Rapid transit station in Philadelphia

Huntingdon station is an elevated rapid transit station in Philadelphia, Pennsylvania, serving SEPTA Metro L trains. It is located at the intersection of Kensington Avenue, Huntingdon Street, and B Street in the Kensington neighborhood of the city. It is the westernmost station on the line located above Kensington Avenue and is also served by SEPTA bus routes 3, 39, and 54.

== History ==
Huntingdon is part of the Frankford Elevated section of the line, which began service on November 5, 1922.

Between 1988 and 2003, SEPTA undertook a $493.3 million reconstruction of the 5.5 mile Frankford Elevated. Huntingdon station was completely rebuilt on the site of the original station; the project included new platforms, elevators, windscreens, and overpasses, and the station now meets ADA accessibility requirements. The line had originally been built with track ballast and was replaced with precast sections of deck, allowing the station and the entire line to remain open throughout the project.
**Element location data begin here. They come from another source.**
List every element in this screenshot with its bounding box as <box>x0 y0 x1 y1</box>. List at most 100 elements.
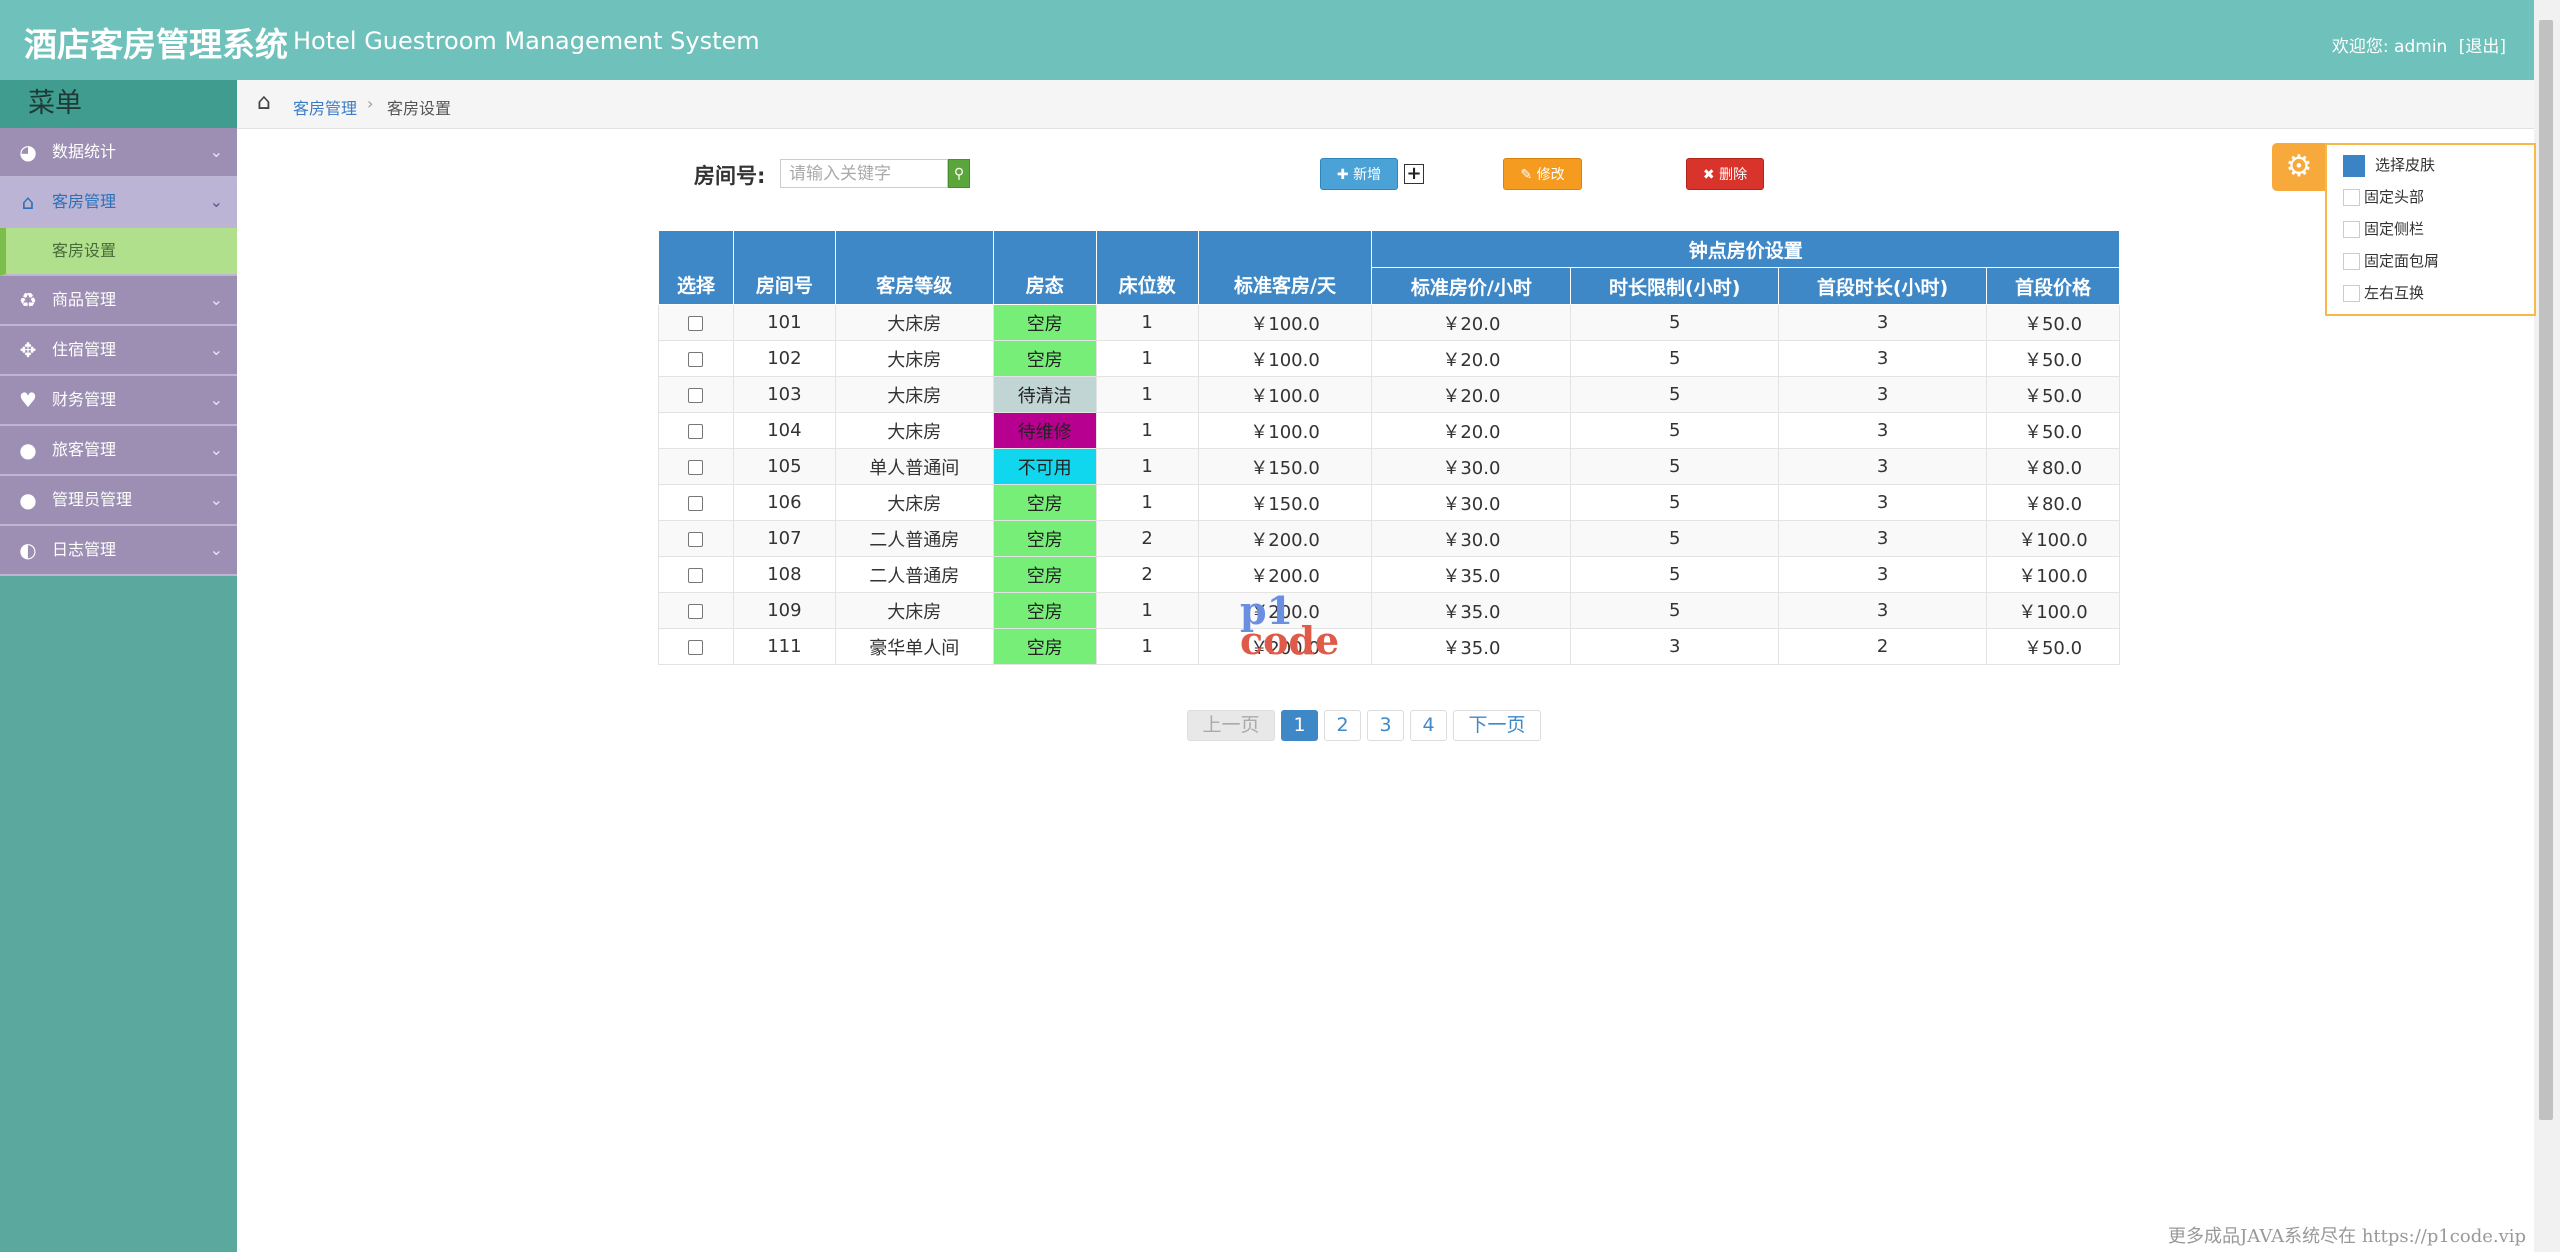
fix-sidebar-option[interactable]: 固定侧栏 <box>2343 217 2424 241</box>
table-row[interactable]: 103 大床房 待清洁 1 ￥100.0 ￥20.0 5 3 ￥50.0 <box>658 376 2121 413</box>
cell-first-duration: 3 <box>1778 448 1987 485</box>
cell-first-price: ￥50.0 <box>1985 412 2121 449</box>
table-row[interactable]: 102 大床房 空房 1 ￥100.0 ￥20.0 5 3 ￥50.0 <box>658 340 2121 377</box>
skin-selector[interactable]: 选择皮肤 <box>2343 153 2435 177</box>
fix-sidebar-checkbox[interactable] <box>2343 221 2360 238</box>
sidebar-item-lodging[interactable]: ✥ 住宿管理 ⌄ <box>0 326 237 376</box>
col-header-status: 房态 <box>992 230 1097 305</box>
cell-first-duration: 3 <box>1778 376 1987 413</box>
cell-hourly-price: ￥35.0 <box>1371 628 1572 665</box>
watermark-logo-bottom: code <box>1240 618 1340 663</box>
page-scrollbar[interactable] <box>2534 0 2560 1252</box>
logout-link[interactable]: [退出] <box>2459 37 2506 57</box>
cell-first-duration: 3 <box>1778 340 1987 377</box>
cell-standard-price: ￥100.0 <box>1197 412 1373 449</box>
settings-toggle-button[interactable]: ⚙ <box>2272 143 2326 191</box>
cell-first-price: ￥50.0 <box>1985 304 2121 341</box>
cell-grade: 单人普通间 <box>834 448 994 485</box>
fix-breadcrumb-checkbox[interactable] <box>2343 253 2360 270</box>
pagination-prev-button[interactable]: 上一页 <box>1187 710 1275 741</box>
sidebar-item-admins[interactable]: ● 管理员管理 ⌄ <box>0 476 237 526</box>
cell-time-limit: 5 <box>1570 484 1780 521</box>
skin-label: 选择皮肤 <box>2375 156 2436 174</box>
col-group-hourly-settings: 钟点房价设置 <box>1371 230 2120 268</box>
table-row[interactable]: 111 豪华单人间 空房 1 ￥200.0 ￥35.0 3 2 ￥50.0 <box>658 628 2121 665</box>
breadcrumb-parent-link[interactable]: 客房管理 <box>293 95 357 119</box>
pagination-page-2[interactable]: 2 <box>1324 710 1361 741</box>
cell-first-price: ￥50.0 <box>1985 340 2121 377</box>
col-header-hourly-price: 标准房价/小时 <box>1371 267 1572 305</box>
sidebar-menu-title: 菜单 <box>0 80 237 128</box>
pagination-page-3[interactable]: 3 <box>1367 710 1404 741</box>
table-row[interactable]: 104 大床房 待维修 1 ￥100.0 ￥20.0 5 3 ￥50.0 <box>658 412 2121 449</box>
add-button[interactable]: ✚ 新增 <box>1320 158 1398 190</box>
fix-header-checkbox[interactable] <box>2343 189 2360 206</box>
row-checkbox[interactable] <box>688 603 704 619</box>
skin-color-swatch[interactable] <box>2343 154 2365 177</box>
cell-room-number: 101 <box>732 304 836 341</box>
row-checkbox[interactable] <box>688 387 704 403</box>
row-checkbox[interactable] <box>688 639 704 655</box>
cell-grade: 二人普通房 <box>834 556 994 593</box>
cell-first-price: ￥100.0 <box>1985 520 2121 557</box>
pagination-page-1[interactable]: 1 <box>1281 710 1318 741</box>
sidebar-item-guests[interactable]: ● 旅客管理 ⌄ <box>0 426 237 476</box>
cell-time-limit: 5 <box>1570 592 1780 629</box>
cell-status: 空房 <box>992 556 1097 593</box>
sidebar-item-goods[interactable]: ♻ 商品管理 ⌄ <box>0 276 237 326</box>
row-checkbox[interactable] <box>688 495 704 511</box>
row-checkbox[interactable] <box>688 531 704 547</box>
col-header-standard-price: 标准客房/天 <box>1197 230 1373 305</box>
table-row[interactable]: 105 单人普通间 不可用 1 ￥150.0 ￥30.0 5 3 ￥80.0 <box>658 448 2121 485</box>
row-checkbox[interactable] <box>688 351 704 367</box>
table-row[interactable]: 109 大床房 空房 1 ￥200.0 ￥35.0 5 3 ￥100.0 <box>658 592 2121 629</box>
sidebar-item-finance[interactable]: ♥ 财务管理 ⌄ <box>0 376 237 426</box>
cell-status: 待维修 <box>992 412 1097 449</box>
fix-header-option[interactable]: 固定头部 <box>2343 185 2424 209</box>
col-header-first-duration: 首段时长(小时) <box>1778 267 1987 305</box>
sidebar-item-label: 数据统计 <box>52 142 117 161</box>
row-checkbox[interactable] <box>688 567 704 583</box>
chevron-down-icon: ⌄ <box>209 290 223 309</box>
cell-grade: 大床房 <box>834 340 994 377</box>
sidebar-item-room-management[interactable]: ⌂ 客房管理 ⌄ <box>0 178 237 228</box>
plus-icon: ✚ <box>1336 167 1349 183</box>
sidebar-item-label: 住宿管理 <box>52 340 117 359</box>
table-row[interactable]: 108 二人普通房 空房 2 ￥200.0 ￥35.0 5 3 ￥100.0 <box>658 556 2121 593</box>
sidebar-subitem-room-settings[interactable]: 客房设置 <box>0 228 237 276</box>
edit-button[interactable]: ✎ 修改 <box>1503 158 1582 190</box>
gear-icon: ⚙ <box>2285 149 2313 184</box>
scrollbar-thumb[interactable] <box>2539 20 2553 1120</box>
pagination-next-button[interactable]: 下一页 <box>1453 710 1541 741</box>
room-number-label: 房间号: <box>694 164 766 188</box>
sidebar-item-logs[interactable]: ◐ 日志管理 ⌄ <box>0 526 237 576</box>
table-row[interactable]: 101 大床房 空房 1 ￥100.0 ￥20.0 5 3 ￥50.0 <box>658 304 2121 341</box>
table-row[interactable]: 107 二人普通房 空房 2 ￥200.0 ￥30.0 5 3 ￥100.0 <box>658 520 2121 557</box>
swap-sides-checkbox[interactable] <box>2343 285 2360 302</box>
cell-room-number: 103 <box>732 376 836 413</box>
sidebar-item-statistics[interactable]: ◕ 数据统计 ⌄ <box>0 128 237 178</box>
cell-beds: 1 <box>1095 484 1199 521</box>
add-button-label: 新增 <box>1353 167 1382 183</box>
cell-grade: 大床房 <box>834 412 994 449</box>
cell-select <box>658 412 734 449</box>
row-checkbox[interactable] <box>688 459 704 475</box>
col-header-first-price: 首段价格 <box>1985 267 2121 305</box>
row-checkbox[interactable] <box>688 315 704 331</box>
cell-standard-price: ￥150.0 <box>1197 484 1373 521</box>
cell-first-price: ￥80.0 <box>1985 484 2121 521</box>
delete-button[interactable]: ✖ 删除 <box>1686 158 1764 190</box>
table-row[interactable]: 106 大床房 空房 1 ￥150.0 ￥30.0 5 3 ￥80.0 <box>658 484 2121 521</box>
pagination-page-4[interactable]: 4 <box>1410 710 1447 741</box>
fix-breadcrumb-option[interactable]: 固定面包屑 <box>2343 249 2439 273</box>
swap-sides-option[interactable]: 左右互换 <box>2343 281 2424 305</box>
expand-plus-button[interactable]: + <box>1404 164 1424 184</box>
cell-beds: 1 <box>1095 628 1199 665</box>
row-checkbox[interactable] <box>688 423 704 439</box>
cell-first-duration: 3 <box>1778 520 1987 557</box>
home-icon[interactable]: ⌂ <box>257 90 271 115</box>
contrast-icon: ◐ <box>19 538 37 562</box>
search-input[interactable] <box>780 159 948 188</box>
search-button[interactable]: ⚲ <box>948 159 970 188</box>
cell-beds: 1 <box>1095 340 1199 377</box>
During the Market–Frankford's rush-hour skip-stop service pattern, Huntingdon was only served by "A" trains. This practice was discontinued on February 24, 2020.

== Station layout ==
Access to the station from street level is at the northwest corner of Kensington Avenue and B Street. There is also an exit-only staircase reaching the southeast corner of Kensignton Avenue and Huntingdon Street. East of the station, the tracks utilize a high truss bridge over a Conrail freight line.